So, let's take the example where I think Ryan is on to something I actually support, which is that you ought to have a premium support option. I wouldn't do it in 10 years. I would do it next year, but I would do it as a voluntary program. And then I would go to the insurance industry and say to them, is there a way you could make a premium support option really desirable? Well, it turns out Medicare Advantage has 25% of the market despite the opposition of the bureaucracy. So, if you had a bureaucracy that favored market oriented systems, you might actually get to 50% much faster than you think.
In short, a critical component of understanding Newt's approach is that for all his pie-in-the-sky futurism, he starts with the most conservative idea of all: taking the world as it already exists as the starting point, and needing to propose changes that can rest on a foundation of durable public support. Whether or not you agree with his judgments of what's feasible, that's a sound and canny basis for shaping legislative proposals.
II. The Reform Conservative
The second aspect of Newt's approach, and the one that explains a good number of his deviations from conservative orthodoxy, goes back to one of the great debates of the 1988-2008 period: what I referred to in 2004 as "Reform Conservatism," essentially the Jack Kemp school of thought. Newt Gingrich is nothing if not a Jack Kemp man.
There are four basic points on the political spectrum. At one end you have the progressives/liberals, who think that the government should run all sorts of things - education, healthcare, transportation, business and housing finance, etc. - and trust government employees to make the important decisions. The money goes through Washington, and the decisions are made by public employees. At the other end, you have conservatives who want government out of the picture as much as possible, and want private individuals, businesses and markets to make decisions. The money and the power both remain outside the government's control.
In the middle - aside from just status-quo moderates - you have two other groups. One is the neoliberals, who basically recognize that government isn't good at making these kinds of decisions, but tend to propose solutions (e.g., in the education world, things like merit pay and testing for teachers) that seek to hold government decisionmakers more accountable for results. The other is the group - whether you call them neoconservatives or Reform Conservatives or what have you - that essentially accepts the existing role of government in collecting taxpayer money for these various purposes, but wants to return the power over that money's disposition as much as possible to private individuals: school choice, private Social Security and Health Savings Accounts, etc., all containing moneys that orthodox conservatives would suggest not taxing or restricting in the first place.
As I noted in 2004, some of the reasoning behind these kinds of programs is tactical, dovetailing with Newt's preference for taking current reality as a starting point. And Newt would bring about real reductions in public employment with his "lean six sigma" plan to drastically cut civil service employment, a reduction in government's functioning that is one reason why - as he indicated in the Coffee and Markets interview - he doesn't see it as all that crucial that he or his running mate have executive experience:
The lesson of Harry Truman is that presidents are about leadership not management. Presidents hire managers. Lincoln had managed a two lawyer office with no clerks. That was the sum total of his management experience before he got to be President.
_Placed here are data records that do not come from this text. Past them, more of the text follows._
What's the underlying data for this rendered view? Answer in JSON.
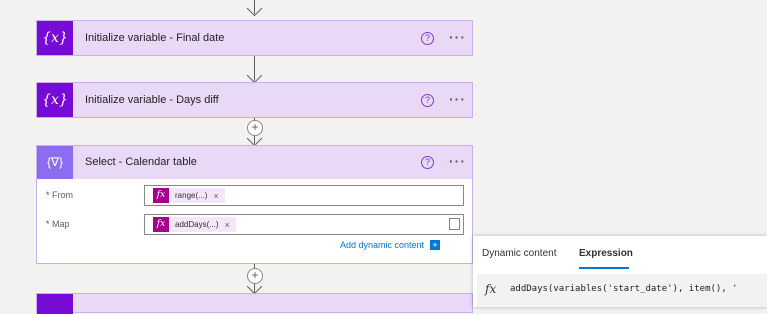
{
  "flow": {
    "cards": [
      {
        "title": "Initialize variable - Final date",
        "icon": "{x}"
      },
      {
        "title": "Initialize variable - Days diff",
        "icon": "{x}"
      }
    ],
    "select_card": {
      "title": "Select - Calendar table",
      "icon": "{∇}",
      "fields": [
        {
          "label": "From",
          "required_mark": "*",
          "token": "range(...)",
          "token_fx": "fx"
        },
        {
          "label": "Map",
          "required_mark": "*",
          "token": "addDays(...)",
          "token_fx": "fx"
        }
      ],
      "add_dynamic_label": "Add dynamic content",
      "add_dynamic_icon": "+"
    },
    "help_glyph": "?",
    "more_glyph": "···",
    "plus_glyph": "+"
  },
  "panel": {
    "tabs": [
      "Dynamic content",
      "Expression"
    ],
    "active_tab": "Expression",
    "fx_glyph": "fx",
    "expression": "addDays(variables('start_date'), item(), '"
  },
  "colors": {
    "variable_icon": "#770bd6",
    "select_icon": "#8c6cf0",
    "card_bg": "#e9d9f6",
    "token_fx": "#a4008f",
    "accent": "#0078d4"
  }
}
But it's clear that Newt actually believes in a role for government as tax collector for various domestic-policy purposes; he just doesn't trust the government to actually run anything. The Beck interview again:
What I'm against is the government trying to implement things because bureaucracy's such a bad implementer, and I'm against government trying to pick winners and losers....
GLENN: But you're not into picking winners and losers. So you would not have done the GM bailout?
GINGRICH: No. No, absolutely not. I think they would have -- I think they would be better off today -- remember you can have -- you can have a bankruptcy for reorganization, not for liquidation....They go through a reorganization bankruptcy, they would be much better off than they are today.
GLENN: Sure. But you have selected a winner when you are for, quite strongly, the ethanol subsidies.
GINGRICH: Well, you know, that's just in question. When Obama suggested eliminating the $14 billion a year incentive for exploring for oil and gas, everybody in the oil patch who's against subsidizing ethanol jumped up and said, hey, you can't do that. If you do that, you're going to wipe out 80% of exploration, which is all done by small independent companies, not by the majors. I supported, I favored the incentive to go out and find more oil and gas. Now, that's a tax subsidy. It's a bigger tax subsidy than [ethanol] ever got....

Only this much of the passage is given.